Advantages of RAC (Real Application Clusters)
Reliability if one node fails, the database wont fail
Availability nodes can be added or replaced without having to shutdown the database
Scalability more nodes can be added to the cluster as the workload increases
What is a virtual IP address or VIP?
A virtual IP address or VIP is an alternate IP address that the client connections use
instead of the standard public IP address. To configure VIP address, we need to reserve
a spare IP address for each node, and the IP addresses must use the same subnet as the
public network.
What is the use of VIP?
If a node fails, then the nodes VIP address fails over to another node on which the VIP
address can accept TCP connections but it cannot accept Oracle connections.
Give situations under which VIP address failover happens:VIP addresses failover happens when the node on which the VIP address runs fails, all
interfaces for the VIP address fails, all interfaces for the VIP address are disconnected
from the network.
Using virtual IP we can save our TCP/IP timeout problem because Oracle notification
service maintains communication between each nodes and listeners.
What is the significance of VIP address failover?

When a VIP address failover happens, Clients that attempt to connect to the VIP address
receive a rapid connection refused error .They dont have to wait for TCP connection
timeout messages.
What is voting disk?
Voting Disk is a file that sits in the shared storage area and must be accessible by all
nodes in the cluster. All nodes in the cluster registers their heart-beat information in the
voting disk, so as to confirm that they are all operational. If heart-beat information of
any node in the voting disk is not available that node will be evicted from the cluster.
The CSS (Cluster Synchronization Service) daemon in the clusterware maintains the
heart beat of all nodes to the voting disk. When any node is not able to send heartbeat to
voting disk, then it will reboot itself, thus help avoiding the split-brain syndrome.
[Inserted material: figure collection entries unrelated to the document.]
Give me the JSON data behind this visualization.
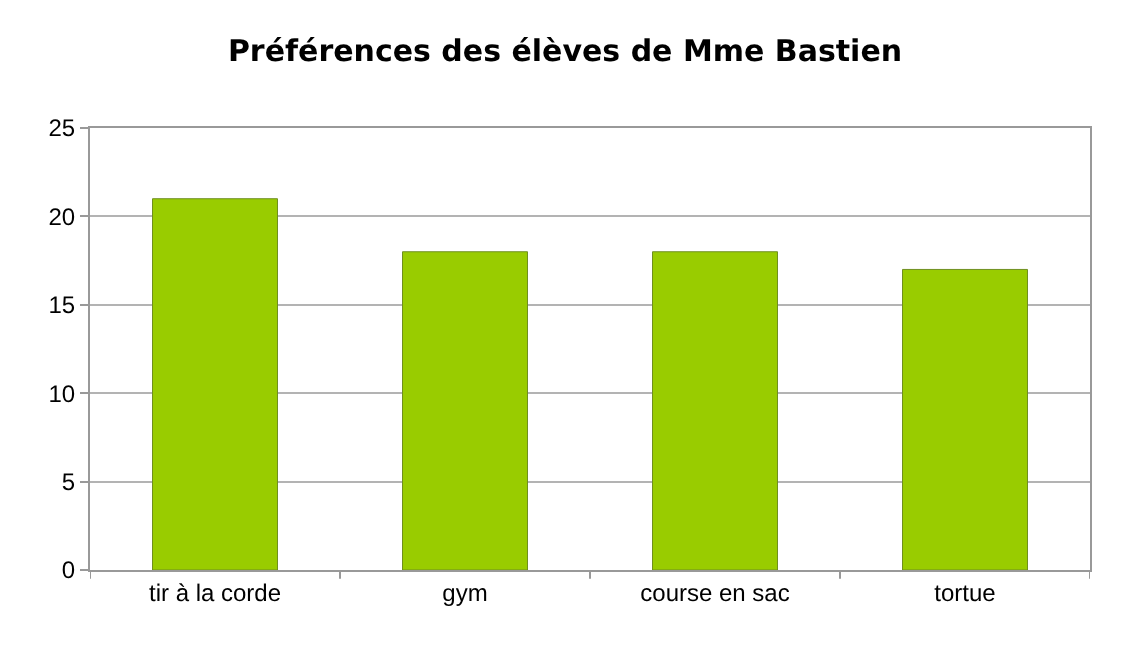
{
  "chart_data": {
    "type": "bar",
    "title": "Préférences des élèves de Mme Bastien",
    "categories": [
      "tir à la corde",
      "gym",
      "course en sac",
      "tortue"
    ],
    "values": [
      21,
      18,
      18,
      17
    ],
    "color": "#99cc00",
    "ylim": [
      0,
      25
    ],
    "yticks": [
      0,
      5,
      10,
      15,
      20,
      25
    ],
    "grid": "y",
    "legend": false
  }
}
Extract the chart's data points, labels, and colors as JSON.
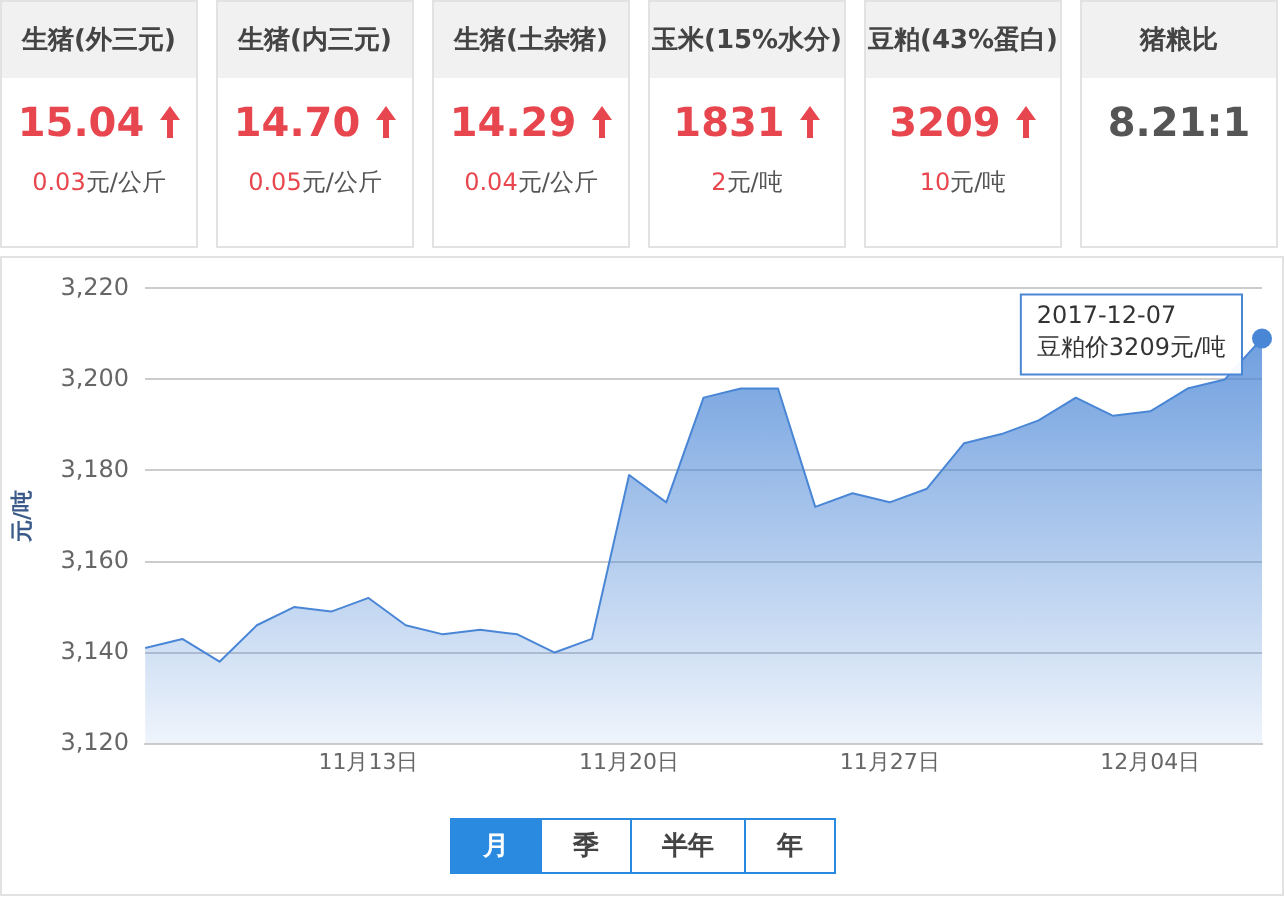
{
  "chart_data": [
    {
      "type": "other",
      "categories": [
        "生猪(外三元)",
        "生猪(内三元)",
        "生猪(土杂猪)",
        "玉米(15%水分)",
        "豆粕(43%蛋白)",
        "猪粮比"
      ],
      "value_labels": [
        "15.04",
        "14.70",
        "14.29",
        "1831",
        "3209",
        "8.21:1"
      ],
      "annotations": [
        "0.03元/公斤",
        "0.05元/公斤",
        "0.04元/公斤",
        "2元/吨",
        "10元/吨"
      ]
    },
    {
      "type": "area",
      "ylabel": "元/吨",
      "color": "#4a86d6",
      "x": [
        "2017-11-07",
        "2017-11-08",
        "2017-11-09",
        "2017-11-10",
        "2017-11-11",
        "2017-11-12",
        "2017-11-13",
        "2017-11-14",
        "2017-11-15",
        "2017-11-16",
        "2017-11-17",
        "2017-11-18",
        "2017-11-19",
        "2017-11-20",
        "2017-11-21",
        "2017-11-22",
        "2017-11-23",
        "2017-11-24",
        "2017-11-25",
        "2017-11-26",
        "2017-11-27",
        "2017-11-28",
        "2017-11-29",
        "2017-11-30",
        "2017-12-01",
        "2017-12-02",
        "2017-12-03",
        "2017-12-04",
        "2017-12-05",
        "2017-12-06",
        "2017-12-07"
      ],
      "values": [
        3141,
        3143,
        3138,
        3146,
        3150,
        3149,
        3152,
        3146,
        3144,
        3145,
        3144,
        3140,
        3143,
        3179,
        3173,
        3196,
        3198,
        3198,
        3172,
        3175,
        3173,
        3176,
        3186,
        3188,
        3191,
        3196,
        3192,
        3193,
        3198,
        3200,
        3209
      ],
      "xlim": [
        "2017-11-07",
        "2017-12-07"
      ],
      "xticks": [
        {
          "value": "2017-11-13",
          "label": "11月13日"
        },
        {
          "value": "2017-11-20",
          "label": "11月20日"
        },
        {
          "value": "2017-11-27",
          "label": "11月27日"
        },
        {
          "value": "2017-12-04",
          "label": "12月04日"
        }
      ],
      "ylim": [
        3120,
        3220
      ],
      "yticks": [
        {
          "value": 3120,
          "label": "3,120"
        },
        {
          "value": 3140,
          "label": "3,140"
        },
        {
          "value": 3160,
          "label": "3,160"
        },
        {
          "value": 3180,
          "label": "3,180"
        },
        {
          "value": 3200,
          "label": "3,200"
        },
        {
          "value": 3220,
          "label": "3,220"
        }
      ],
      "grid": "y",
      "legend": false,
      "marker": "none",
      "annotations": [
        {
          "text": "2017-12-07\n豆粕价3209元/吨",
          "x": "2017-12-07",
          "y": 3209
        },
        "月",
        "季",
        "半年",
        "年"
      ]
    }
  ]
}
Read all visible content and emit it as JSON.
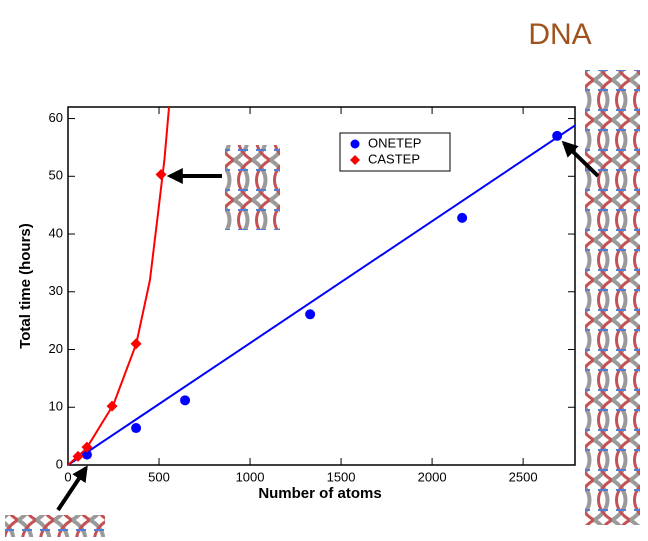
{
  "chart_data": {
    "type": "scatter",
    "title": "DNA",
    "x_label": "Number of atoms",
    "y_label": "Total time (hours)",
    "xlim": [
      0,
      2785
    ],
    "ylim": [
      0,
      62
    ],
    "xticks": [
      0,
      500,
      1000,
      1500,
      2000,
      2500
    ],
    "yticks": [
      0,
      10,
      20,
      30,
      40,
      50,
      60
    ],
    "legend": "upper center",
    "series": [
      {
        "name": "ONETEP",
        "color": "#0000ff",
        "marker": "circle",
        "x": [
          104,
          374,
          643,
          1330,
          2165,
          2687
        ],
        "values": [
          1.8,
          6.4,
          11.2,
          26.1,
          42.8,
          57.0
        ],
        "fit_x": [
          0,
          2785
        ],
        "fit_y": [
          0,
          58.8
        ]
      },
      {
        "name": "CASTEP",
        "color": "#ff0000",
        "marker": "diamond",
        "x": [
          55,
          104,
          242,
          374,
          511
        ],
        "values": [
          1.5,
          3.1,
          10.2,
          21.0,
          50.3
        ],
        "fit_x": [
          0,
          100,
          250,
          375,
          450,
          500,
          530,
          555
        ],
        "fit_y": [
          0,
          2.8,
          10.5,
          21.0,
          32.0,
          45.0,
          53.0,
          62.0
        ]
      }
    ]
  }
}
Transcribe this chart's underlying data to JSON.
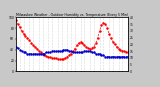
{
  "title": "Milwaukee Weather - Outdoor Humidity vs. Temperature (Every 5 Min)",
  "bg_color": "#c8c8c8",
  "plot_bg": "#ffffff",
  "red_color": "#ff0000",
  "blue_color": "#0000cc",
  "grid_color": "#aaaaaa",
  "red_y": [
    95,
    88,
    82,
    75,
    70,
    65,
    62,
    58,
    52,
    48,
    45,
    42,
    38,
    35,
    32,
    30,
    28,
    27,
    26,
    25,
    25,
    24,
    23,
    22,
    22,
    23,
    25,
    27,
    30,
    33,
    37,
    42,
    48,
    52,
    55,
    52,
    48,
    45,
    43,
    42,
    43,
    46,
    52,
    62,
    75,
    85,
    90,
    88,
    80,
    70,
    62,
    55,
    50,
    45,
    42,
    40,
    38,
    37,
    36,
    35
  ],
  "blue_y": [
    18,
    17,
    16,
    15,
    14,
    14,
    13,
    13,
    13,
    13,
    13,
    13,
    13,
    13,
    13,
    13,
    14,
    14,
    14,
    15,
    15,
    15,
    15,
    15,
    15,
    16,
    16,
    16,
    15,
    15,
    14,
    14,
    14,
    14,
    14,
    14,
    15,
    15,
    15,
    15,
    14,
    14,
    13,
    13,
    13,
    12,
    12,
    11,
    11,
    11,
    11,
    11,
    11,
    11,
    11,
    11,
    11,
    11,
    11,
    11
  ],
  "ylim_left": [
    0,
    100
  ],
  "ylim_right": [
    0,
    40
  ],
  "yticks_right": [
    0,
    5,
    10,
    15,
    20,
    25,
    30,
    35,
    40
  ],
  "yticks_left": [
    0,
    20,
    40,
    60,
    80,
    100
  ],
  "figsize": [
    1.6,
    0.87
  ],
  "dpi": 100,
  "n_points": 60
}
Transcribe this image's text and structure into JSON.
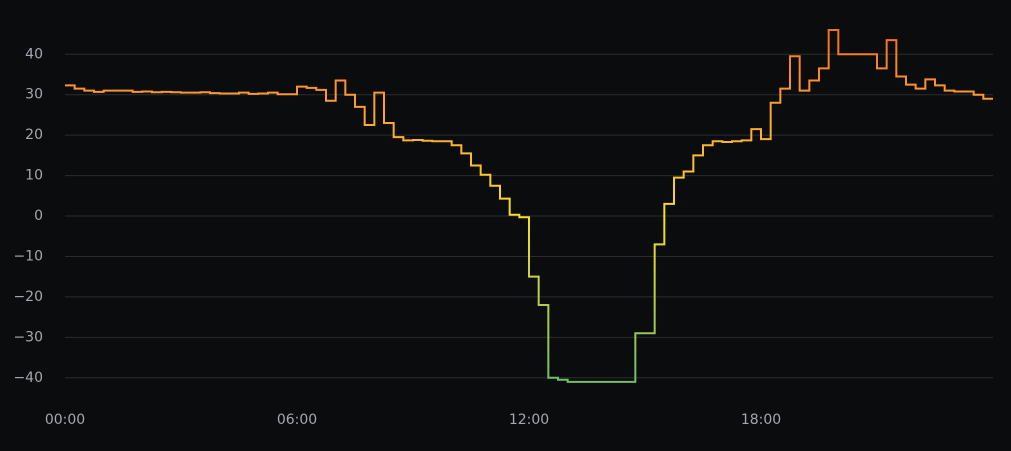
{
  "chart_data": {
    "type": "line",
    "step": true,
    "x": [
      "00:00",
      "00:15",
      "00:30",
      "00:45",
      "01:00",
      "01:15",
      "01:30",
      "01:45",
      "02:00",
      "02:15",
      "02:30",
      "02:45",
      "03:00",
      "03:15",
      "03:30",
      "03:45",
      "04:00",
      "04:15",
      "04:30",
      "04:45",
      "05:00",
      "05:15",
      "05:30",
      "05:45",
      "06:00",
      "06:15",
      "06:30",
      "06:45",
      "07:00",
      "07:15",
      "07:30",
      "07:45",
      "08:00",
      "08:15",
      "08:30",
      "08:45",
      "09:00",
      "09:15",
      "09:30",
      "09:45",
      "10:00",
      "10:15",
      "10:30",
      "10:45",
      "11:00",
      "11:15",
      "11:30",
      "11:45",
      "12:00",
      "12:15",
      "12:30",
      "12:45",
      "13:00",
      "13:15",
      "13:30",
      "13:45",
      "14:00",
      "14:15",
      "14:30",
      "14:45",
      "15:00",
      "15:15",
      "15:30",
      "15:45",
      "16:00",
      "16:15",
      "16:30",
      "16:45",
      "17:00",
      "17:15",
      "17:30",
      "17:45",
      "18:00",
      "18:15",
      "18:30",
      "18:45",
      "19:00",
      "19:15",
      "19:30",
      "19:45",
      "20:00",
      "20:15",
      "20:30",
      "20:45",
      "21:00",
      "21:15",
      "21:30",
      "21:45",
      "22:00",
      "22:15",
      "22:30",
      "22:45",
      "23:00",
      "23:15",
      "23:30",
      "23:45"
    ],
    "series": [
      {
        "values": [
          32.3,
          31.5,
          31,
          30.7,
          31,
          31,
          31,
          30.7,
          30.8,
          30.6,
          30.7,
          30.6,
          30.5,
          30.5,
          30.6,
          30.4,
          30.3,
          30.3,
          30.5,
          30.2,
          30.3,
          30.5,
          30.1,
          30.1,
          32,
          31.7,
          31.2,
          28.5,
          33.5,
          30,
          27,
          22.5,
          30.5,
          23,
          19.5,
          18.7,
          18.8,
          18.6,
          18.5,
          18.5,
          17.5,
          15.5,
          12.5,
          10.2,
          7.5,
          4.3,
          0.3,
          -0.3,
          -15,
          -22,
          -40,
          -40.5,
          -41,
          -41,
          -41,
          -41,
          -41,
          -41,
          -41,
          -29,
          -29,
          -7,
          3,
          9.5,
          11,
          15,
          17.5,
          18.5,
          18.3,
          18.5,
          18.7,
          21.5,
          19,
          28,
          31.5,
          39.5,
          31,
          33.5,
          36.5,
          46,
          40,
          40,
          40,
          40,
          36.5,
          43.5,
          34.5,
          32.5,
          31.5,
          33.8,
          32.3,
          31,
          30.8,
          30.8,
          30,
          29
        ]
      }
    ],
    "gradient": [
      {
        "value": -40,
        "color": "#73bf69"
      },
      {
        "value": 0,
        "color": "#fade2a"
      },
      {
        "value": 30,
        "color": "#ff9830"
      },
      {
        "value": 45,
        "color": "#f2711c"
      }
    ],
    "xlim": [
      "00:00",
      "24:00"
    ],
    "xticks": [
      "00:00",
      "06:00",
      "12:00",
      "18:00"
    ],
    "ylim": [
      -45,
      46
    ],
    "yticks": [
      {
        "value": -40,
        "label": "−40"
      },
      {
        "value": -30,
        "label": "−30"
      },
      {
        "value": -20,
        "label": "−20"
      },
      {
        "value": -10,
        "label": "−10"
      },
      0,
      10,
      20,
      30,
      40
    ],
    "grid": true
  }
}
For high availability, Oracle recommends that you have a minimum of three or odd
number (3 or greater) of votingdisks.
Voting Disk is file that resides on shared storage and Manages cluster members.
Voting disk reassigns cluster ownership between the nodes in case of failure.
The Voting Disk Files are used by Oracle Clusterware to determine which nodes are
currently members of the cluster. The voting disk files are also used in concert with
other Cluster components such as CRS to maintain the clusters integrity.
Oracle Database 11g Release 2 provides the ability to store the voting disks in ASM along
with the OCR. Oracle Clusterware can access the OCR and the voting disks present in
ASM even if the ASM instance is down. As a result CSS can continue to maintain the
Oracle cluster even if the ASM instance has failed.